Bunun çaresi yok mu? Elbette var. Kanunlar, hakimlere/yargıçlara “kanaat“ dediğimiz olguyu kullandırtmayacak veya bundan kendilerine ağır yaptırım gücü olacak bir caydırıcılıkla sınırlama getirecektir. Bunu sistemi, halka karşı korumada bir silah olarak gören “derin devlet” elbette kabullenmeyecek. Fakat iktidar ciddi ve reel adımlarla samimiyetini tekliflerine yansıtmalıdır. Şayet yukarıdaki gibi zaten uygulamada olan bir durumu şekli bir değişikliğe tabi kılarsa, kaporta iyi ama motor dağılmış olur. Hukuk, adaletli yargıçlarla uygulamada meyve verir. Aksi halde yargının bu vahim ahvali süregider. “Kanaat”in vicdanlar ya da ideolojik yaklaşımlar çerçevesinde şekillenmesi kaçınılmazdır. Denilebilir ki bu iktidar zamanında bu yaklaşım çoğunlukla değişiyor. Yargıçlar buna cesaret edemezler. Tıpkı birçok değişime şahit olduğunuz gibi bu konuda da bu değişimler devam edecektir.

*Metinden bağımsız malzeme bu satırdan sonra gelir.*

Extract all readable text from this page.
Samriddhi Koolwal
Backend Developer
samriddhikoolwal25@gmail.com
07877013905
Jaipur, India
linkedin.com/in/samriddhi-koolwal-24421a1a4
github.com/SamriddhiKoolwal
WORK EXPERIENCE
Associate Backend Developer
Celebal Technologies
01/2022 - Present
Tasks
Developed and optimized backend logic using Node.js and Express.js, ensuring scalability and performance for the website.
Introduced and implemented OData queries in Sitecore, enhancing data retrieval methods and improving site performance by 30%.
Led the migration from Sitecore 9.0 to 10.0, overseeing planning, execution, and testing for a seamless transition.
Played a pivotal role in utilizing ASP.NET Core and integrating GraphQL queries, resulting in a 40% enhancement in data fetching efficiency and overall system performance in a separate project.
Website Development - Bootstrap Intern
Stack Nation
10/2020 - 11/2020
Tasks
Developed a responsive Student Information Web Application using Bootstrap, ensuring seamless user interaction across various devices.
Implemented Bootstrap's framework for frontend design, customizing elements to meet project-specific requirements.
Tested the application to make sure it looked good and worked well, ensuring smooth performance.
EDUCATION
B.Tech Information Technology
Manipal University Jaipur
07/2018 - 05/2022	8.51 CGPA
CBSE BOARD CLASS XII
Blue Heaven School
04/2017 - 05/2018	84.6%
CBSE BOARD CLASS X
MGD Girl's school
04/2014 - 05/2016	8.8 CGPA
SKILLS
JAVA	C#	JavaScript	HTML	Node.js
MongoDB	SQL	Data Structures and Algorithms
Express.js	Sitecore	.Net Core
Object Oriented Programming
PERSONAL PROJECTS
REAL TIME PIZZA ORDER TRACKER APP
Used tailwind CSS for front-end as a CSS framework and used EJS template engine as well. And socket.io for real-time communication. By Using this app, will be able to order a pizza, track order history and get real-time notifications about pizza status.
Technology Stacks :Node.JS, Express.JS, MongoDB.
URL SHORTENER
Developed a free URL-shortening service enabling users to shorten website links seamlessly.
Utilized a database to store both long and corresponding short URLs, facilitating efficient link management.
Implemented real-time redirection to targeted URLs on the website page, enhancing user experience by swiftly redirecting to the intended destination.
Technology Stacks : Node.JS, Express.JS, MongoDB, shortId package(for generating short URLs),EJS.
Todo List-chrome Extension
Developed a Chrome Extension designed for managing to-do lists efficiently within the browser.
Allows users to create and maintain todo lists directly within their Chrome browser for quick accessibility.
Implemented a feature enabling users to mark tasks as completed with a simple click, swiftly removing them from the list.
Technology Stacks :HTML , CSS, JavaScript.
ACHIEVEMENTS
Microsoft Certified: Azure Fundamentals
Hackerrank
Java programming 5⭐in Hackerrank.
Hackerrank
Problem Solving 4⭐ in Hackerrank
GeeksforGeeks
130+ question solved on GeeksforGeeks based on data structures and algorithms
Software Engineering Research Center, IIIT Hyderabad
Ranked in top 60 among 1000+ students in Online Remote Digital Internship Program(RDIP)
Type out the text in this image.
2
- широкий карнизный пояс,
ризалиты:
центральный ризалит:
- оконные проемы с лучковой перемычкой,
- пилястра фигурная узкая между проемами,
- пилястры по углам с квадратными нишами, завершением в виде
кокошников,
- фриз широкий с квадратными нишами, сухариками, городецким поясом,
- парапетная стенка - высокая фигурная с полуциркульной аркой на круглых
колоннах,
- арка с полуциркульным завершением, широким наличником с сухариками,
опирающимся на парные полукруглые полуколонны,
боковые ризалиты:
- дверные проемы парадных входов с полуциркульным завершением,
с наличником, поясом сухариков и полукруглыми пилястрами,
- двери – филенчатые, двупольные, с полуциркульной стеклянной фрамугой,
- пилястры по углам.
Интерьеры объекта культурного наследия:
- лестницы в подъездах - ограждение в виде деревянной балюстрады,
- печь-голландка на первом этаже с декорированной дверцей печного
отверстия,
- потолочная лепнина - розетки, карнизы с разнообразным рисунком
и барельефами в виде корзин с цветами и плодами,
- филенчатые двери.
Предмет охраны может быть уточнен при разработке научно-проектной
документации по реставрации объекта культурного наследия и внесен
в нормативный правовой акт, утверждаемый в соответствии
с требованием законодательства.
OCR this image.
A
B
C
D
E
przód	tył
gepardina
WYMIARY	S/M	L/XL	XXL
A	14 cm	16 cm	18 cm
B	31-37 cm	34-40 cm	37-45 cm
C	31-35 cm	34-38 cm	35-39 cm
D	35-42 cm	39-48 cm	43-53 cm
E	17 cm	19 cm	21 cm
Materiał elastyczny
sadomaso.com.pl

El hak, birçok gelişmeler konusunda yansıtılan olumlu hava müsbet izlenimler verse de asıl zülf-i yâre dokunmak istediğimiz mesele tam da burasıdır. Yapılan iyileştirmelerle, “kanaat” konusu, şayet kanuni sınırlama ve caydırıcı yaptırımlarla uygulamada garanti altına alınmazsa, yarın yeni gelecek iktidar veya esen rüzgara göre elastiki bir durum her şeyi alt üst edecektir. Tıpkı başörtüsü konusunda iktidarın hala kanunu, yasal bir garanti altına almayıp serbestliğini hayatın her alanında sağlayamaması gibi. Zira İlkokulları geçin üniversitelerde dahi başörtüsünün serbestliği, esen iktidar rüzgarına göredir. Yarın bir lodos eserse seyreyle gümbürtüyü.
Hak ve hukuku esas alan “yasal güvence” iktidarlara, kanaatlere ve rüzgarlara göre değildir. Nükte babından olsa da son söz olarak “kanaatime” göre bunun yasal güvencesinin iktidar tarafından gerçekleşmesi zor, ama yapılamaz değil.